Setelah lulus SMA Tedy terus menancapkan keinginannya untuk kuliah. Ia pun ikut Proses Penjaringan Siswa Berprestasi (PSB) kini PMDK. Gayung berrsambut, tawaran datang dari beberapa perguruan tinggi, seperti IPB, UGM, Undip dan Unsoed. Tapi akhirnya ia memilih Unsoed, Purwekerto jurusan Pertanian karena dinilainya paling murah.

Di bangku kuliah, untuk menutupi kebutuhannya, Tedy juga berdagang, mulai dari kaos hingga jaket angkatan. Jika seorang dosen menyuruh untuk memfotocppy buku, maka dialah orang pertama yang maju untuk memfotocopy dan menjualnya kepada teman-teman. “Kalau tidak begitu, saya tidak bisa membiayai kuliah saya,” paparnya.

Kini persaingan bisnis yang semakin ketat.

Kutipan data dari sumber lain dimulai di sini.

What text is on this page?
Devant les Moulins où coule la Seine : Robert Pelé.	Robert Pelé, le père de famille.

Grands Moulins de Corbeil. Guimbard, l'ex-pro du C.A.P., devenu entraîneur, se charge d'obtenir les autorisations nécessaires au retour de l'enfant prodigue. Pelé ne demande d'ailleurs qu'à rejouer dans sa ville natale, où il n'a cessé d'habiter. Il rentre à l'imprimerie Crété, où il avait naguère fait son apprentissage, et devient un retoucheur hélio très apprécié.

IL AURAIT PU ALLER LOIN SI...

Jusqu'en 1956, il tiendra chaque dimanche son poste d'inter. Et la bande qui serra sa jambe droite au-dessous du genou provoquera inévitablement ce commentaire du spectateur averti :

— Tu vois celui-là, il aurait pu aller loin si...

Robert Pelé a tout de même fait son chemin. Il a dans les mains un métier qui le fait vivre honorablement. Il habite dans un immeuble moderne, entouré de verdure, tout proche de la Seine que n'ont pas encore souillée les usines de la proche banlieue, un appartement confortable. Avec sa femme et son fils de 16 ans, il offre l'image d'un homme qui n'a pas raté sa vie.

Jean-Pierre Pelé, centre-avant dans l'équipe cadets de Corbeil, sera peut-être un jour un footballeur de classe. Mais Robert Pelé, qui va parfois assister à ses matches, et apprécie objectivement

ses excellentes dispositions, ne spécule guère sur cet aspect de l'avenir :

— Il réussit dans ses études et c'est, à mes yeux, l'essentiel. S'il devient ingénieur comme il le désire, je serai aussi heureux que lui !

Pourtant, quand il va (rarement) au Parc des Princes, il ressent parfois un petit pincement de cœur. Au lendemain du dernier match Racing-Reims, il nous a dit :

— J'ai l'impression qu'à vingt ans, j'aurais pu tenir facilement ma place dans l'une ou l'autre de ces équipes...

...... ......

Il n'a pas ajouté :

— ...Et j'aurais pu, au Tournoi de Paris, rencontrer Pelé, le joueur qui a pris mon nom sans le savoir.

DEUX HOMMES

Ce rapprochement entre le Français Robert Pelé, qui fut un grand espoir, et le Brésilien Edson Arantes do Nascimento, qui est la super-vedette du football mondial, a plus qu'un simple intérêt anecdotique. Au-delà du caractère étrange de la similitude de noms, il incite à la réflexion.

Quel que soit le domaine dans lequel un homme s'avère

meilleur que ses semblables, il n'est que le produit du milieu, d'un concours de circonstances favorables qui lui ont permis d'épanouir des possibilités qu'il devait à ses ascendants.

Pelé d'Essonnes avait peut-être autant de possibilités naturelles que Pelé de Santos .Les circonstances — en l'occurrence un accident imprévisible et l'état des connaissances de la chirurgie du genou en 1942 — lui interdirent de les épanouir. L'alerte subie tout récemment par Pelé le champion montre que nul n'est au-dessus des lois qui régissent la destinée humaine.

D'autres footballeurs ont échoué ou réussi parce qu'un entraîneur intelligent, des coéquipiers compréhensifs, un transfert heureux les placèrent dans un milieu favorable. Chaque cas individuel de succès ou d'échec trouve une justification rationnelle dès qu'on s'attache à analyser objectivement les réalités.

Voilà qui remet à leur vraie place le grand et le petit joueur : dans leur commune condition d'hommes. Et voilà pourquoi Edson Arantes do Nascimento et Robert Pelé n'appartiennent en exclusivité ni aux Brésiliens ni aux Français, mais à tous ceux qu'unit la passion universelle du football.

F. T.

Menurut Tedy, tantangan yang dihadapinya sekarang ini adalah mempertahankan kualitas dengan harga yang sama. Apalagi harga kulit dan bahan kimia cenderung naik. Sebab, kalau ada perubahan sedikit harga akan mempengaruhi konsumen kelas menengah ke bawah yang memang menjadi segmen pasarnya. Untuk menaikkan harga jaket tidak mungkin tetapi ia mengurangi margin keuntungan.

Tantangan lain adalah bersaing dengan jaket kulit sintetis dari China dan Jepang. Barangnya sangat mirip padahal bukan kulit. Banyak orang menjual jaket kulit ini dengan harganya 250-350 ribu. “Tantangannya adalah memberikan pendidikan kepada konsumen mana kulit asli dan yang tidak asli,” katanya.

Jika bicara penjualan, menurut Tedy tidak banyak. Dalam sebeluan hanya 50-60 jaket yang terjual dengan omzet 80 jutaan.Harga jaketnya pun bervariasi mulai Rp 400-800 ribu. Itu untuk pembelian satuan. Lain lagi untuk pesanan dari perusahaan, bisanya mereka pesan 30-40 jaket. Toko jaketnya sendiri lebih banyak melayani perusahaan.

Tedy sendiri masih memimpikan banyak orang yang megembangkan usaha dan menumbuhkan kewirausahaan, khususnya di kalangan pemuda. Karena itu, ia sendiri banyak memberdayakan tukang ojek, kondektur, sopir untuk menjadi karyawannya walaupun mendidiknya agak lama. Kini tak kurang dari 17 orang telah menjadi karyawannya. Jika bicara kesejahteraan mereka, gajinya melebihi UMR. “Mungkin sama dengan gaji pegawai negeri golongan III,” katanya.